Je quitte la chambre d’Isabelle devenue la mienne pour aller monter dans l’ascenseur que Éric Tuttavilla, alors bien malade, avait fait installer quelques mois avant son décès. Directement, je me dirige vers l’office pour aller récupérer mon café que le bras du bot-cuisinier m’a versé dans une grande tasse. Tandis que je me pose dans l’un des canapés pour demeurer informer des dernières nouvelles du monde, les fortes vibrations de mon bracelet m’indiquent qu’un proche cherche à me contacter. Je consulte le cadran fixé à mon poignet pour découvrir que c’est Claire qui me téléphone pour me souhaiter mon anniv…

Immédiatement, je place mes mains de chaque côté du crâne et constate que j’ai oublié dans ma chambre mon IND[1], une sorte de fin bandeau, fabriqué dans un récent matériau ultra mince et ultra léger. C’est Chloé qui a tenu à me l’offrir depuis Los Angeles, le réceptionnant la veille au courrier. Bien que mon anniversaire soit aujourd’hui, je n’ai pu résister à l’envie d’ouvrir ce cadeau royal, devinant ce qu’il y avait à l'intérieur.

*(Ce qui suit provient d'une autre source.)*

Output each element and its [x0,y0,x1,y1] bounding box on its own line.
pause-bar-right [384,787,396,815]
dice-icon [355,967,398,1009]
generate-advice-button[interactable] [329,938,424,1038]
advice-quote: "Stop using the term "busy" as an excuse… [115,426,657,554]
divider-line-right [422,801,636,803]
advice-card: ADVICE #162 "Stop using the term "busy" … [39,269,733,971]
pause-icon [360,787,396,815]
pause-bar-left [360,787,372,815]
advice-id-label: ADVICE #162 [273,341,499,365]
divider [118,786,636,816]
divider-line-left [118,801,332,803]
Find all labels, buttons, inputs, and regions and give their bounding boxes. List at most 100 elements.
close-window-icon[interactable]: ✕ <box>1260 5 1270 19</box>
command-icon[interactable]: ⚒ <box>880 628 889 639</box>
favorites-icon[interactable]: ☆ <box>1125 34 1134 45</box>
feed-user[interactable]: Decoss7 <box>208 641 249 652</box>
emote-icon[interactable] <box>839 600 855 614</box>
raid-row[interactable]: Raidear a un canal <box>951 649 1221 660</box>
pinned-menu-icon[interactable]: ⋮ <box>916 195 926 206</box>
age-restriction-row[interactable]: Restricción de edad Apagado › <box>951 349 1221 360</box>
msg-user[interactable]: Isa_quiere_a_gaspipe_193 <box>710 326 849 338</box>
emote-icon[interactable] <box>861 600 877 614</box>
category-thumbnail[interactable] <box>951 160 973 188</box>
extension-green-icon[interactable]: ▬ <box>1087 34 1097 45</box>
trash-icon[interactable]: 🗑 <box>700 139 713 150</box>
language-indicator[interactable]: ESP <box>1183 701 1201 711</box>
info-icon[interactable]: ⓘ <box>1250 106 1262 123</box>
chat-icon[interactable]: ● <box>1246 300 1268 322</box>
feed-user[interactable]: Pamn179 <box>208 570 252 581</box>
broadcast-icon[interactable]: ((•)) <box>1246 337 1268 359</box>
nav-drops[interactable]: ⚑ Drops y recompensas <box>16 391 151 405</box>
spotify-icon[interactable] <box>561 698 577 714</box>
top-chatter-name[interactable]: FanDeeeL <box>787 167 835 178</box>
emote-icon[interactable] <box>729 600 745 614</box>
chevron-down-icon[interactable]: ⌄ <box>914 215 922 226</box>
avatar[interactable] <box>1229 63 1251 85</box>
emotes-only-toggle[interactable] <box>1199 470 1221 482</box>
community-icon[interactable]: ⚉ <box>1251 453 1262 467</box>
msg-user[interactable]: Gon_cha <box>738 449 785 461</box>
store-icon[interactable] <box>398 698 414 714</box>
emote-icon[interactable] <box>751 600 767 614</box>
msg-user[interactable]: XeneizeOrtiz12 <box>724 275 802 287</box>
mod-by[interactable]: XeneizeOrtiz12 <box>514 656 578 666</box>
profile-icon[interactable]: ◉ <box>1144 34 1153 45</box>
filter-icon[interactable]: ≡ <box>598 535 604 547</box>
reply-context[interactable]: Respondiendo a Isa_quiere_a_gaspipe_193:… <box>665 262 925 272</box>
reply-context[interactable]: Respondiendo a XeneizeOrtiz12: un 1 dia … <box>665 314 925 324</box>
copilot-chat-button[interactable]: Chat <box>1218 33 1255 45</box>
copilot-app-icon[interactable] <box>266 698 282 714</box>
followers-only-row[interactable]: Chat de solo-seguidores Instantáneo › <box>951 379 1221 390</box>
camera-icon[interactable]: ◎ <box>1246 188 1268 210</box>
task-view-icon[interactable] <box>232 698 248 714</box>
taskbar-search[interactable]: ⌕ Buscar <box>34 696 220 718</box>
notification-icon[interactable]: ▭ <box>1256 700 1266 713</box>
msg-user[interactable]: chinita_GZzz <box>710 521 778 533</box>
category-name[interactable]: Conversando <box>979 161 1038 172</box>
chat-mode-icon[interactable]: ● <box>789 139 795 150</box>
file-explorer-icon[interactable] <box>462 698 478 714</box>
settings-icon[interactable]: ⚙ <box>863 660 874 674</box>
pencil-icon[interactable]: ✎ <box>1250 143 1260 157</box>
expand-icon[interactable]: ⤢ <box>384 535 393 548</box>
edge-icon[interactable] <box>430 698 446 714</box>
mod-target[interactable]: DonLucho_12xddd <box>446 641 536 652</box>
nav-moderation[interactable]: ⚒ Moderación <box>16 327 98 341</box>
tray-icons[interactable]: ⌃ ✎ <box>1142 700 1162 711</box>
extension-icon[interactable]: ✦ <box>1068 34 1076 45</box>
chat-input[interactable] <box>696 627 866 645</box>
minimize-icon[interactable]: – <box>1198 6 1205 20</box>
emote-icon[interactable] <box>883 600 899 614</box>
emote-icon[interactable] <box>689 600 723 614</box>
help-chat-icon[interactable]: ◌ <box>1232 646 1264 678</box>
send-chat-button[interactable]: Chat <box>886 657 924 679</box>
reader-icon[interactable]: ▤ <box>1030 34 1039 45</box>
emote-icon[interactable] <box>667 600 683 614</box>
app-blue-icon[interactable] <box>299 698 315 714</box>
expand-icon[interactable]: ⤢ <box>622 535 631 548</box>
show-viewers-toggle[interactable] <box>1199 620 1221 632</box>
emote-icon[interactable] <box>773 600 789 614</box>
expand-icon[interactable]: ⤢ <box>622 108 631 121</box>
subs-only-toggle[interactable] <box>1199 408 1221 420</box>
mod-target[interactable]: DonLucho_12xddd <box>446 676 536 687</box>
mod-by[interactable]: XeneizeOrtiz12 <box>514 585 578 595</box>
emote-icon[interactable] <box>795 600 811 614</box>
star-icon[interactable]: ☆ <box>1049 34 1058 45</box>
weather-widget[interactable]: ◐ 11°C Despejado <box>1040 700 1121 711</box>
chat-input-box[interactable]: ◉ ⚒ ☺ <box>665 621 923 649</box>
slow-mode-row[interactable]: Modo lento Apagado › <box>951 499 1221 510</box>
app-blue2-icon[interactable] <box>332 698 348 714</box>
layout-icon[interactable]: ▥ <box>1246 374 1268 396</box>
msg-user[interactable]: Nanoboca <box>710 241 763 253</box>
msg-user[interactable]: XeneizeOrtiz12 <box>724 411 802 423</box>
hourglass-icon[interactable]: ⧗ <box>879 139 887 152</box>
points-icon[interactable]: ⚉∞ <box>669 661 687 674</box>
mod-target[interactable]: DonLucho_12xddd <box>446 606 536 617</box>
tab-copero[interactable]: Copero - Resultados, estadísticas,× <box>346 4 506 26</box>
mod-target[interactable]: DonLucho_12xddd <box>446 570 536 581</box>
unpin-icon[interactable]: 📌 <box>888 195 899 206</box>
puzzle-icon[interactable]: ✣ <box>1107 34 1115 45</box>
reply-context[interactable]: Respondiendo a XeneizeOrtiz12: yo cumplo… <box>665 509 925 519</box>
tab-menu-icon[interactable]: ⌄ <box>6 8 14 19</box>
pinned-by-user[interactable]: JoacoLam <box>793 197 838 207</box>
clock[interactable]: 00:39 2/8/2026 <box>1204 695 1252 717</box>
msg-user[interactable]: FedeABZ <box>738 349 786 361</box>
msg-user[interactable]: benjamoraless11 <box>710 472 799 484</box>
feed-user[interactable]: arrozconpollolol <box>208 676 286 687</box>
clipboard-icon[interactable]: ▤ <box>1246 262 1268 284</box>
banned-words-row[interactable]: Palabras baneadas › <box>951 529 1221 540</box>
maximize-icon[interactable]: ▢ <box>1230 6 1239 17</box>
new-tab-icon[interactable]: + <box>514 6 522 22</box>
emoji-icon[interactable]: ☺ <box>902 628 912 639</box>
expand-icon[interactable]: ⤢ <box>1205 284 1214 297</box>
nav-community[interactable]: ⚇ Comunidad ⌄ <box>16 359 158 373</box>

À part sa souplesse, son extrême minceur et son côté pratique, ma nouvelle IND est équipée d’une caméra frontale de la taille d’un petit pois, dénommé troisième œil en raison de sa forme évoquant le globe oculaire. De plus, la notice me renseigne sur la manière d’utiliser le microphone miniaturisé, les OCO, c’est-à-dire les oreillettes à conduction osseuse, ainsi que les capteurs neuronaux qui traduisent les signaux électriques de mon cortex en n’importe quelle action à distance. Ainsi, muni de cette merveille de technologie, je peux intervenir tant que je veux et où je veux et sur n’importe quels appareils numériques présents dans cette pièce ou se situant à n’importe où sur terre, voire dans l’espace. Mon appétit pour les objets high-tech a toujours sidéré Claire qui estime que je n’ai plus besoin de ces technologies dernier cri, vu mon grand âge. Que lui répondre quand ce type de remarque vous touche de plein fouet, et surtout quel culot de sa part lorsque, à maintes reprises, j’ai surpris ma délicieuse épouse se complaire dans tout ce que la société moderne lui apportait ? Ce qui ne doit pas m’étonner !

Ma montre vibre à nouveau et je n’ai franchement pas le désir de remonter dans ma chambre pour récupérer la nouvelle IND. Peu importe puisqu’il me suffit d’annoncer d’une voix claire, haute, intelligible, voire joyeuse, si l’envie me prend : « METTRE LA MUSIQUE EN SOURDINE ; APPEL ACCEPTÉ SUR ÉCRAN TROIS » pour me retourner vers l’un des moniteurs et apercevoir Claire qui, dans son appartement parisien, s’est abandonnée dans son fauteuil de prédilection. À mon tour de m’installer dans l’un des canapés pour correspondre avec ma conjointe, si je puis m’exprimer de cette manière du fait que, depuis sa retraite, Claire se plaît à voyager où le hasard la mène. Sur une table, à côté d’elle, son café est encore fumant.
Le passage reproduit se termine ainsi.